Explicit formulas for $\operatorname{Re}(z^n)$ and $\operatorname{Im}(z^n)$

Question

I'm looking for a closed formula for the real and imaginary part of $z^n = (u + iv)^n$.

We have

$$\operatorname{Re}(z^{n+1}) = u\operatorname{Re}(z^{n}) - v\operatorname{Im}(z^{n})$$

$$\operatorname{Im}(z^{n+1}) = v\operatorname{Re}(z^{n}) + u\operatorname{Im}(z^{n})$$

For $n = 1,2,3,4,5$ we have

\begin{array}{|c|l|l|} \hline z^n & \operatorname{Re}(z^n) & \operatorname{Im}(z^n) \\ \hline z^1 & u & v\\ \hline z^2 & u^2 - v^2 & 2vu \\ \hline z^3 & u^3 - 3uv^2 & -v^3 + 3vu^2 \\ \hline z^4 & u^4 - 6u^2v^2 + v^4 & 4vu(u^2 - v^2) \\ \hline z^5 & u^5 - 10u^3v^2 + 5uv^4 & v^5 -10v^3u^2 + 5vu^4\\ \hline \end{array}

I'm having a hard time to figure out what the explicit formulas for $\operatorname{Re}(z^n)$ and $\operatorname{Im}(z^n)$ do look like.

Answer 1

Using the binomial formula $$\boxed{(x+y)^n = \sum_{k=0}^n \binom{n}{k}x^{n-k}{y^k} = \sum_{k=0}^n \binom{n}{k}y^{n-k}x^k}$$ one can yield an analytic expression for $z^n = (u+iv)^n$, letting $x=u$ and $y=iv$. Then, we yield :

$$(u+iv)^n = \sum_{k=0}^n \binom{n}{k}u^{n-k}(iv)^k = \sum_{k=0}^n \binom{n}{k}u^{n-k}i^kv^k$$

Now, depending on whether $k$ is odd or even, can you make a conclusion and derive an explicit formula for $\Re\{z^n\}$ and $\Im\{z^n\}$ ?

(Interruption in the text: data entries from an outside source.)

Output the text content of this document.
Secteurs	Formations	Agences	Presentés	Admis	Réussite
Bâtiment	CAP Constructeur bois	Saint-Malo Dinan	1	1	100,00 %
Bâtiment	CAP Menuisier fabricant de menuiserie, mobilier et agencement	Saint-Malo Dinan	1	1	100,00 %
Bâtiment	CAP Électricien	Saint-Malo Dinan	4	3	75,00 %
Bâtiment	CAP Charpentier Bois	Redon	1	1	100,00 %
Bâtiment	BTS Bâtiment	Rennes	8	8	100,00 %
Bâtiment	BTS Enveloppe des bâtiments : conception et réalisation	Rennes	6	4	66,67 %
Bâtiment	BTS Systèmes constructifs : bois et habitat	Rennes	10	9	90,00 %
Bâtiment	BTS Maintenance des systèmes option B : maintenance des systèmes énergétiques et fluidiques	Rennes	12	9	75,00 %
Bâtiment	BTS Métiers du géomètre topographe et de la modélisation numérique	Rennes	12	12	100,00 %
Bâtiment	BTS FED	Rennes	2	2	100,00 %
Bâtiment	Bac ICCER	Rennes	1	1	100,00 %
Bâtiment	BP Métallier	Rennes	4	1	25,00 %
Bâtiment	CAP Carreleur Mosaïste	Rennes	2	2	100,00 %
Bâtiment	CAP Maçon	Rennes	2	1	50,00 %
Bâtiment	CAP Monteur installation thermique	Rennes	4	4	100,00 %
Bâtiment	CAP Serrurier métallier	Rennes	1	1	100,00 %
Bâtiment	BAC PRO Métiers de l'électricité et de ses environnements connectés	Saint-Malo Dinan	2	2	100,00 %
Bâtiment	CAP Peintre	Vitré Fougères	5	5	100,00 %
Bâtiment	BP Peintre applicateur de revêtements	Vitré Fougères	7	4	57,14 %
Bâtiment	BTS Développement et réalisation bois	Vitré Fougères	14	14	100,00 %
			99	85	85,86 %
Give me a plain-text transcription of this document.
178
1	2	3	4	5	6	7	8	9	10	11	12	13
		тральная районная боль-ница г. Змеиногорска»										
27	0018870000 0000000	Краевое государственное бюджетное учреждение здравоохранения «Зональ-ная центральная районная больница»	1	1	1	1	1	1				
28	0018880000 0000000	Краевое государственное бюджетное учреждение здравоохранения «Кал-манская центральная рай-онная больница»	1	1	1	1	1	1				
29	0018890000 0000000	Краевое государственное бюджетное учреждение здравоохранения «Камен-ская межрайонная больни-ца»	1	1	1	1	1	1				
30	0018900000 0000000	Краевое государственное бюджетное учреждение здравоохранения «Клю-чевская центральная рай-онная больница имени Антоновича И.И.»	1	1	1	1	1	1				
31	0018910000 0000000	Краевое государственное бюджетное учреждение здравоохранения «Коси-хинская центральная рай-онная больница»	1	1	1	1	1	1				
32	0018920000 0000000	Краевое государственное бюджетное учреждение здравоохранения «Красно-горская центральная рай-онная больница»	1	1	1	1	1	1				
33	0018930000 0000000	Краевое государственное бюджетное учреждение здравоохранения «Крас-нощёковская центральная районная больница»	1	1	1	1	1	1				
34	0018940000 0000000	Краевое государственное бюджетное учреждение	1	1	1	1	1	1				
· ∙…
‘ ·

Note : Don't care about the binomial coefficient, it's just a constant.

Answer 2

Use the binomial formula to expand $\left(u+iv\right)^n$. Now, the real terms are precisely the ones where the power of $iv$ is even, and the imaginary terms are precisely the ones where the power of $iv$ is odd. Explicitly, $$\left(u+iv\right)^n = \sum_{r=0}^n {n\choose r}\left(iv\right)^n u^{n-r},$$ so $$\textrm{Re}\left(z^n\right) = \sum_{r=0}^{\lfloor\frac{n}{2}\rfloor}{n \choose 2r}\left(-1\right)^r v^{2r} u^{n-2r}$$ and $$\textrm{Im}\left(z^n\right) = \sum_{r=1}^{\lfloor\frac{n+1}{2}\rfloor}{n \choose 2r-1}\left(-1\right)^{r-1} v^{2r-1} u^{n-2r+1}.$$